12. Data subject’s right to object personal data processing
On grounds relating to his/her particular situation, the data subject is entitled to object profiling and other processing actions carried out by the data controller regarding the personal data concerning him/her, provided that the processing is based on the data controller’s legitimate interest. Data subject may send his/her request to object to the processing in accordance with section 15 of this privacy notice. In this request, the data subject shall define the particular situation based on which data subject is objecting the data processing. The data controller may refuse to fulfil the request on statutory grounds.

13. Data subject’s right to object direct marketing
Data subject may give his/her consent or prohibition regarding direct marketing related to each channel including profiling for direct marketing purposes.

14. Other rights of data subject
Access to information
Data subject is entitled to access the information concerning him/her, which is recorded in the register. Request for access shall be presented according to the instructions of this privacy notice. The use of this access right to information is primarily free of charge.

Right to rectification, erasure and restriction
In so far as data subject is able to act by him-/herself, he/she shall without undue delay after being informed of mistake or observing the mistake by him-/herself, on his/her own initiative, rectify, erase or complete information in the register, which is against the purpose of the register, incorrect, unnecessary, imperfect or outdated. 

If the data subject is not able to correct or erase the information by him-/herself, the request shall be presented according to section 15 of this privacy notice.

Data subject is also entitled to have the data controller restrict processing of the data subject’s personal data for example when the data subject is waiting for the data controller’s answer to the data subject’s access or erasure request.

Right to data portability
As a general rule the data subject is allowed to receive in a machine-readable format personal data concerning him/her which he/she has provided to the controller, and which is processed on his/her consent and to transmit the data to another data controller.

Right to lodge a complaint
If the data controller does not follow the applicable data protection legislation, a data subject is entitled to lodge a complaint with the competent data protection authority. The Data Protection Ombudsman is the data protection authority in Finland.

Other rights
If personal data is processed based on the data subject’s consent, the data subject has the right to withdraw his/her consent by informing the data controller according to section 15 of this privacy notice.

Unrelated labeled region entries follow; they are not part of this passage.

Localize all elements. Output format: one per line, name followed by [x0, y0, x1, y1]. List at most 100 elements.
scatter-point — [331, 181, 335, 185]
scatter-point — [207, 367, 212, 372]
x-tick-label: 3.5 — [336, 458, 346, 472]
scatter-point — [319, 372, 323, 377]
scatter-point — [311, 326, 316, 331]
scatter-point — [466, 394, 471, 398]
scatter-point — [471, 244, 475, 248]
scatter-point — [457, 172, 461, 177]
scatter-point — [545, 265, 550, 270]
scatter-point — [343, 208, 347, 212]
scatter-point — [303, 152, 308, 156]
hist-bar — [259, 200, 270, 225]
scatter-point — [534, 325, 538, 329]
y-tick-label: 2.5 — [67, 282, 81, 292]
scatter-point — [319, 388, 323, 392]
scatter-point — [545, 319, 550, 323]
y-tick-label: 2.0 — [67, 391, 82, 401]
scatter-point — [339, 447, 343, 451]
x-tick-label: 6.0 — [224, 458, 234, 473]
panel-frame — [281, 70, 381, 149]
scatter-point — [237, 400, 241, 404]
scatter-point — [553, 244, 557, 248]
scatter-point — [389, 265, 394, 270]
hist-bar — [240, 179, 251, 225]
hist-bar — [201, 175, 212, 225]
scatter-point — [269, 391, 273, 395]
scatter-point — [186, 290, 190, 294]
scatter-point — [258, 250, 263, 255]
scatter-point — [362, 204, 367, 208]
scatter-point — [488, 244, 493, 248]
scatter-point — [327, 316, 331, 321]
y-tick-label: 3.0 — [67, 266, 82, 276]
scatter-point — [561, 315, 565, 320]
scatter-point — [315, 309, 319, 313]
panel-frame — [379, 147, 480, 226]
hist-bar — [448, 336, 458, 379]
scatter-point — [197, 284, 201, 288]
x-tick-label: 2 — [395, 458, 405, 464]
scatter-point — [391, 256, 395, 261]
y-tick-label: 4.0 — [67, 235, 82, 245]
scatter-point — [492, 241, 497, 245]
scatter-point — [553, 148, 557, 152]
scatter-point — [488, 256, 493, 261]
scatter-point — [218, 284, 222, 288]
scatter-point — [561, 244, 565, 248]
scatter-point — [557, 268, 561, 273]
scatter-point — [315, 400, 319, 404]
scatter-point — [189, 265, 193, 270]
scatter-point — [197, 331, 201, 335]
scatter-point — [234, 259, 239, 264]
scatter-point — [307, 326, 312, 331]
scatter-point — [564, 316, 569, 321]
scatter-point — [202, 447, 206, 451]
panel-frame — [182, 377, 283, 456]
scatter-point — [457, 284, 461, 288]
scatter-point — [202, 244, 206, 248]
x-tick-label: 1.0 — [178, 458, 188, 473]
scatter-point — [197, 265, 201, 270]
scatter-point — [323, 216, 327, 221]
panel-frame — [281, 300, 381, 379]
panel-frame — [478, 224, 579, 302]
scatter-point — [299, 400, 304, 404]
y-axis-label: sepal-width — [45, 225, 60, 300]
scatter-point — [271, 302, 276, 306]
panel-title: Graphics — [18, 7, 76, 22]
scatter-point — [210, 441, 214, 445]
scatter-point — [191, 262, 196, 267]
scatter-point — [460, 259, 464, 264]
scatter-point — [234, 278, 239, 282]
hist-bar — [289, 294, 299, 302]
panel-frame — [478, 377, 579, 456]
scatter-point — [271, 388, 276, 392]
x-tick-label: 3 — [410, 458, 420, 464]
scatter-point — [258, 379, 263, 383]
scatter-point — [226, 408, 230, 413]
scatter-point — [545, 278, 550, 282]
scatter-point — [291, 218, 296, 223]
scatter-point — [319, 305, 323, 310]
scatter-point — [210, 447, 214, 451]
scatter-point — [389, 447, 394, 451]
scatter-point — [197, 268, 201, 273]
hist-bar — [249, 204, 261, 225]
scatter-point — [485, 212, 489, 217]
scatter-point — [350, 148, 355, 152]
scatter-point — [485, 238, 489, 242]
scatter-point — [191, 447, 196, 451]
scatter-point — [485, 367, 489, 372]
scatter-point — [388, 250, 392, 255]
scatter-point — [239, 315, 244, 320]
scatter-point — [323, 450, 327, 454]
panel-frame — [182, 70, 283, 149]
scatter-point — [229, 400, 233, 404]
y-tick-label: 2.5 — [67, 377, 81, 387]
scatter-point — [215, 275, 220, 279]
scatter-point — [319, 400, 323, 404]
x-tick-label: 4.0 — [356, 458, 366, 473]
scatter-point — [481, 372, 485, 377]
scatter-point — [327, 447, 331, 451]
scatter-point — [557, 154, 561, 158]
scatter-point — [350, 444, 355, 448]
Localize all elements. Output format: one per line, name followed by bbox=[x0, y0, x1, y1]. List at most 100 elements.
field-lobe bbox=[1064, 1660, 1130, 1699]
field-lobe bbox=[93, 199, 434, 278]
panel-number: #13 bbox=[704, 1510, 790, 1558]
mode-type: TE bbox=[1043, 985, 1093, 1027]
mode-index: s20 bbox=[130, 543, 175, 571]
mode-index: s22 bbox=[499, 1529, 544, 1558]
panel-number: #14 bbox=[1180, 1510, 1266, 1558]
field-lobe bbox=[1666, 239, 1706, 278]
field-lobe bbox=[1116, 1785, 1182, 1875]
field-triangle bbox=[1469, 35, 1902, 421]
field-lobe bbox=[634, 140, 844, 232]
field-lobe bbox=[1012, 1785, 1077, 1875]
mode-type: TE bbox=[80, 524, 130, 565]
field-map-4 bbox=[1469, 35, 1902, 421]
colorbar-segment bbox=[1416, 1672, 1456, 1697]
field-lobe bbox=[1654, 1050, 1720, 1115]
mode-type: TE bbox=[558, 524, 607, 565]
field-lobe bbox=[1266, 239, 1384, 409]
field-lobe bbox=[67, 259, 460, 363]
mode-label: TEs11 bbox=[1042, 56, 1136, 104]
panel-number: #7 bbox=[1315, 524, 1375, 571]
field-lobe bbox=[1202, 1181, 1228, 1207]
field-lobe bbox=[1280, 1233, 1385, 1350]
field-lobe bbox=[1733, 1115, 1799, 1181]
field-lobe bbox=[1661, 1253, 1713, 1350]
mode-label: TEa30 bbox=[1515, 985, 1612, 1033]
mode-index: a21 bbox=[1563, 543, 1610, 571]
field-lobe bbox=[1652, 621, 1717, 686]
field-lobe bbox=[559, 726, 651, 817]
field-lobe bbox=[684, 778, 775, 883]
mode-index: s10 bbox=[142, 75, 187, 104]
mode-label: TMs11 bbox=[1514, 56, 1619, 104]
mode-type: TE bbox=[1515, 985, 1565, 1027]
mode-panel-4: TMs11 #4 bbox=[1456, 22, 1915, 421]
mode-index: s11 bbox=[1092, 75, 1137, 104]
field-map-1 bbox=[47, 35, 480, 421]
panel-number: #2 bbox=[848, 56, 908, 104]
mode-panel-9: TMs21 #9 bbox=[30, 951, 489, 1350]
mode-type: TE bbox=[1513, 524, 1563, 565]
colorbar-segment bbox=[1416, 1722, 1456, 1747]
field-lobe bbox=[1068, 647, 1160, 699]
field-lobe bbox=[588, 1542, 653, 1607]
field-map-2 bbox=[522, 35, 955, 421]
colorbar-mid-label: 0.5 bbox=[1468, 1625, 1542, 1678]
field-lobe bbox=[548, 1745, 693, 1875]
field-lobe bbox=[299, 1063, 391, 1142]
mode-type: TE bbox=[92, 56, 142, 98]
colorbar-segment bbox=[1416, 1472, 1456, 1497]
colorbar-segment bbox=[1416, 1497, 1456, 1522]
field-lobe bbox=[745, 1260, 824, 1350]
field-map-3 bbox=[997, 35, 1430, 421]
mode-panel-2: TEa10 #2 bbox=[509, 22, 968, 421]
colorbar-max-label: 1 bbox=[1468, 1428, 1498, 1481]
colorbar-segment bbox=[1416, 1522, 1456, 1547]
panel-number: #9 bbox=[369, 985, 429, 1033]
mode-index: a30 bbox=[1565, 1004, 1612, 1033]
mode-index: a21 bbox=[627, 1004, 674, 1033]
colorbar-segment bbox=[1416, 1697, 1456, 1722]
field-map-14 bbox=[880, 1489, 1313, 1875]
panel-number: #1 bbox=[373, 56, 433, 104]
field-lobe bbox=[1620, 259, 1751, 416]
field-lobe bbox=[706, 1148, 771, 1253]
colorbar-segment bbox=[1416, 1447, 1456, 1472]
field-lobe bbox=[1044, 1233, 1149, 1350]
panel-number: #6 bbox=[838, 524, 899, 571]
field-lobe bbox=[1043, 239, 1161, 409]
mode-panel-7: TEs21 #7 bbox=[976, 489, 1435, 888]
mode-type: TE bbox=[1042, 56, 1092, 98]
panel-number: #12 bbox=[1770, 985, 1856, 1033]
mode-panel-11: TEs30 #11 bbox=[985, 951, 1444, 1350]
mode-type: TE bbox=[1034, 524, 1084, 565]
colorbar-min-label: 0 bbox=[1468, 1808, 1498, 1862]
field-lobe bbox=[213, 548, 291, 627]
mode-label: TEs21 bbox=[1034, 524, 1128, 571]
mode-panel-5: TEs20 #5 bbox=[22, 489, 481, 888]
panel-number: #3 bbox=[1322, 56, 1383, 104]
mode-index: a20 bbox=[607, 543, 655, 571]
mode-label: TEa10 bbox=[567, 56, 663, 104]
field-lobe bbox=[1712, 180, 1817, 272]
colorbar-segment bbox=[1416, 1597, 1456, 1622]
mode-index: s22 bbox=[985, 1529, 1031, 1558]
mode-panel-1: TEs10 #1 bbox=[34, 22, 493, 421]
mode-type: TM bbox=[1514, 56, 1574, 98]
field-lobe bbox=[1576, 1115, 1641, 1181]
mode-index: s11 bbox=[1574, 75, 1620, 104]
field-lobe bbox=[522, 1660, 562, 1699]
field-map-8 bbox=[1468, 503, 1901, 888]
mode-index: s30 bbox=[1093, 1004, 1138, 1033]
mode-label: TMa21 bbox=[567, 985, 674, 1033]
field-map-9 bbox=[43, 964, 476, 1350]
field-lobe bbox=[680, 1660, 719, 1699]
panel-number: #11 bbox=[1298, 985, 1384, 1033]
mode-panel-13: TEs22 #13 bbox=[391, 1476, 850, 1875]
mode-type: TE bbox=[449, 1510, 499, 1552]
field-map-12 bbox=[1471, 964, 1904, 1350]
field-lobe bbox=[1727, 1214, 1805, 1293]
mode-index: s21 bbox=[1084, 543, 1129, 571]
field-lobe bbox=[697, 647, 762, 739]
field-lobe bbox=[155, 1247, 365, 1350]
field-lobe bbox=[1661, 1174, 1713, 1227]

15.Contacting the data controller
In all matters concerning processing personal data and using own rights, the data subject should contact the data controller by e-mail tietosuoja@arespartners.fi or

Arespartners
Teknobulevardi 3-5, G
01540 Vantaa
Tel. 09 4257 9880

Data subject has the right to receive information concerning him/her in a machine-readable format. Information can be sent by letter to the address found in population register or data subject can receive it personally at the office of Arespartners (identification shall be presented).